Valeria abbassò lo sguardo sulle proprie mani, pregandole di obbedire a quanto stava per ordinar loro di commettere, senza indecisioni e senza tremori. Dalla tasca tirò fuori la lametta da barba che aveva sottratto a zio Pino. Tenendola tra l'indice e il medio appoggiò la mano sulla pagina, a palmo in giù, come in un gesto casuale.

Era carta di un tempo, spessa e resistente. Fu come incidere pelle umana. Lentamente, molto lentamente, sperando che il fruscio della carta che cedeva sotto la lama si confondesse con il lavorio dei tarli.

Quando finì, aveva la fronte madida e la mano le tremava talmente che l'indice scivolò sul bordo affilato della lametta. Il dolore acuto non rallentò i suoi gesti. Pochi secondi, e la pagina era già sparita sotto la giacca, contro il suo cuore.

Una goccia scarlatta cadde sul ripiano lucido del tavolo.

* * *

Il vicolo soffocava nella traspirazione acre dei muri e l'alito freddo e umido che spirava dalle grate degli scantinati. Un'atmosfera da catacomba, ancor più accentuata nell'androne semibuio del palazzo. Scalini consumati, marmo opaco di sporcizia sedimentata, e ovviamente niente ascensore.

Quando Valeria arrivò alla mansarda aveva il cuore in gola, ma non per la fatica. Era l'emozione a toglierle le forze e far sì che il suo bussare risultasse appena percettibile. Ma lassù non arrivavano i rumori della città e quel suono risultò comunque udibile.

- Avanti, è aperto. - Una voce ruvida come il legno della porta, deturpata dalle screpolature di una pessima vernice marrone.

Valeria entrò.

La soffitta era piccola ma riceveva luce, oltre che dall'abbaino, anche da una finestrella posta dirimpetto alla porta. I vetri, smerigliati da una patina di sudiciume, filtravano gli stenti raggi del sole, smorzando i colori dell'ambiente: una prevalenza di marroni opachi, gialli scoloriti e bianchi ingialliti. Polvere, disordine, puzzo di fumo stagnante e di calzini sporchi.

L'uomo stava in una poltrona dalla tappezzeria scolorita e, come la camicia e i pantaloni che indossava, appariva consunto e sudicio. Fissò Valeria sbattendo le palpebre in un tic nervoso. - Chi è lei? Le devo dei soldi, per caso?

La donna richiuse la porta e fece qualche passo avanti, ingoiando l'emozione. - Lei è Delorenzo?

Occhi lustrati da una qualche specie di febbre la guardarono con sospetto. - Se è per lo sfratto...

Valeria scosse la testa. - Devo parlarle di lavoro.

- Lavoro? - L'uomo ripeté quella parola come se si trattasse di un vocabolo straniero del quale ignorava il significato.

- Lei era il miglior artista olografico, fino a qualche anno fa.

Lui si grattò una guancia; le sue unghie, sulla barba di quattro giorni, produssero uno strano suono, come un raspìo di zampette di topo. - Ha detto bene. Qualche anno fa.

- Mi auguro che non abbia perso il suo talento.

Lui fece una breve risata singhiozzante. - Talento? Ci si paga l'affitto, col talento? E comunque io non lavoro più, dovrebbe saperlo.

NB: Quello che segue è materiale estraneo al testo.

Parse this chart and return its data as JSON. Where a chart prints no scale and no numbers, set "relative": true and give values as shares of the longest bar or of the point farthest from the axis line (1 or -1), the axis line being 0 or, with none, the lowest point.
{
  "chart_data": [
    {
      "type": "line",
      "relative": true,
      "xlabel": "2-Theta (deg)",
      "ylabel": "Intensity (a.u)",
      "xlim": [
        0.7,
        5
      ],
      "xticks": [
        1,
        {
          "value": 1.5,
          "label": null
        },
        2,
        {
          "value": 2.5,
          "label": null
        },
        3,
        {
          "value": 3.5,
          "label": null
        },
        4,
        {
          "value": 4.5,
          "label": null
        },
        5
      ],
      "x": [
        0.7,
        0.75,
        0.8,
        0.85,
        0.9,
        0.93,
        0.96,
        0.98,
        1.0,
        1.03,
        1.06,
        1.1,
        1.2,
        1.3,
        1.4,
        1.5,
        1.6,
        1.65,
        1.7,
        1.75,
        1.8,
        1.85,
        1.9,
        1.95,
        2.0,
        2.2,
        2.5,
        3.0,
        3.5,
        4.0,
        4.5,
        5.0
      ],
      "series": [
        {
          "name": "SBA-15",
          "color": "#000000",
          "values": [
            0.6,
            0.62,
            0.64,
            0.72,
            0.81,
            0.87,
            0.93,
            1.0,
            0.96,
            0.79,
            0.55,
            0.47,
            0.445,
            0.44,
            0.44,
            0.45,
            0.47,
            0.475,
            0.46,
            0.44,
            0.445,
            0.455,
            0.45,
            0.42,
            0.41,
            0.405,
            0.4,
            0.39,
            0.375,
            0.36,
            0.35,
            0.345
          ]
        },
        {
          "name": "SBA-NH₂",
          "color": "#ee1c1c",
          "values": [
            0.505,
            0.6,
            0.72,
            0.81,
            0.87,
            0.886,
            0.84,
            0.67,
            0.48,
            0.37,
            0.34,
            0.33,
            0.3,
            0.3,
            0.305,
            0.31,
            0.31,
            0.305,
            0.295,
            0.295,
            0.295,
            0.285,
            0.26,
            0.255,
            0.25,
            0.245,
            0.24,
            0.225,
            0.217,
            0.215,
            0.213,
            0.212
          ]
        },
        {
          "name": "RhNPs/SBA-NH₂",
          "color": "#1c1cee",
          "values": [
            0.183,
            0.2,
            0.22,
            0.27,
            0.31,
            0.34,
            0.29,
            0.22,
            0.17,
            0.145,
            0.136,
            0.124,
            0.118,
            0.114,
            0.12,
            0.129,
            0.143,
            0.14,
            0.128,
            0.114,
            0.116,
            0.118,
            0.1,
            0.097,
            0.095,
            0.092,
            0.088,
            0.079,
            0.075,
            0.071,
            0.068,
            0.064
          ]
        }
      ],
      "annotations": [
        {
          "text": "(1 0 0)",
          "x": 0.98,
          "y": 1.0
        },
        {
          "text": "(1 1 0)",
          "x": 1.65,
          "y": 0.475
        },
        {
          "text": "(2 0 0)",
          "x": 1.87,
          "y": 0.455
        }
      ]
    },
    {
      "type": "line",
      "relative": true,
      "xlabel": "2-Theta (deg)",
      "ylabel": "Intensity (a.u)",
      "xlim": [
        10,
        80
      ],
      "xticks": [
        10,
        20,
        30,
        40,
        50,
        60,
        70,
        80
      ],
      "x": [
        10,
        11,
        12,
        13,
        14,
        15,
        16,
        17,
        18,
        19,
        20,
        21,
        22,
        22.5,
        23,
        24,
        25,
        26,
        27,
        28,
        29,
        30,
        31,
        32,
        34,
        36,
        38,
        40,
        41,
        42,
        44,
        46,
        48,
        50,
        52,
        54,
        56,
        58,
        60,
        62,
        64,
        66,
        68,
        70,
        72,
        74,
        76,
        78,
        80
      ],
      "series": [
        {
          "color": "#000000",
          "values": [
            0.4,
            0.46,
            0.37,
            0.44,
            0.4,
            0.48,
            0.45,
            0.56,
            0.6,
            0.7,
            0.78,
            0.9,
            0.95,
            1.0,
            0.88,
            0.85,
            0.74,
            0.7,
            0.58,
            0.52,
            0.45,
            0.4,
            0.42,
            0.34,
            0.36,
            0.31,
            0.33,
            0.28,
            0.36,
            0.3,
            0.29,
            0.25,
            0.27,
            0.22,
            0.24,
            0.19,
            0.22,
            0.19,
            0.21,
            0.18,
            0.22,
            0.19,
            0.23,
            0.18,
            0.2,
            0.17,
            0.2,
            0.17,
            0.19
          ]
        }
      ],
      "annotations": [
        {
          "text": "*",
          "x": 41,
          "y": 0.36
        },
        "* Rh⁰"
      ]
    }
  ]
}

- Io so che era geniale, ma incapace di comportarsi saggiamente, almeno secondo la morale corrente. Invece di limitarsi a produrre inoffensiva arte di consumo, lei usava il suo talento per denunciare ciò che la indignava; così l'hanno fatta fuori. E adesso è un tossico e campa ricettando merce rubata. Ma a me non importa niente di tutto questo. Ho bisogno di quel talento che deve pur esserci, da qualche parte, in lei.

La tensione di quell'ultima frase scagliò un piccolo dardo d'interesse attraverso l'indifferenza sarcastica dell'uomo.

- Ha bisogno... di me?

Valeria frugò nella borsetta, vergognandosi per quanto il tremito delle mani la faceva apparire goffa e indecisa. - Non è molto, ma è tutto quel che ho. - Risparmi di anni, accumulati forse con la precognizione di uno scopo che le si rivelava soltanto adesso. - E poi c'è anche questo.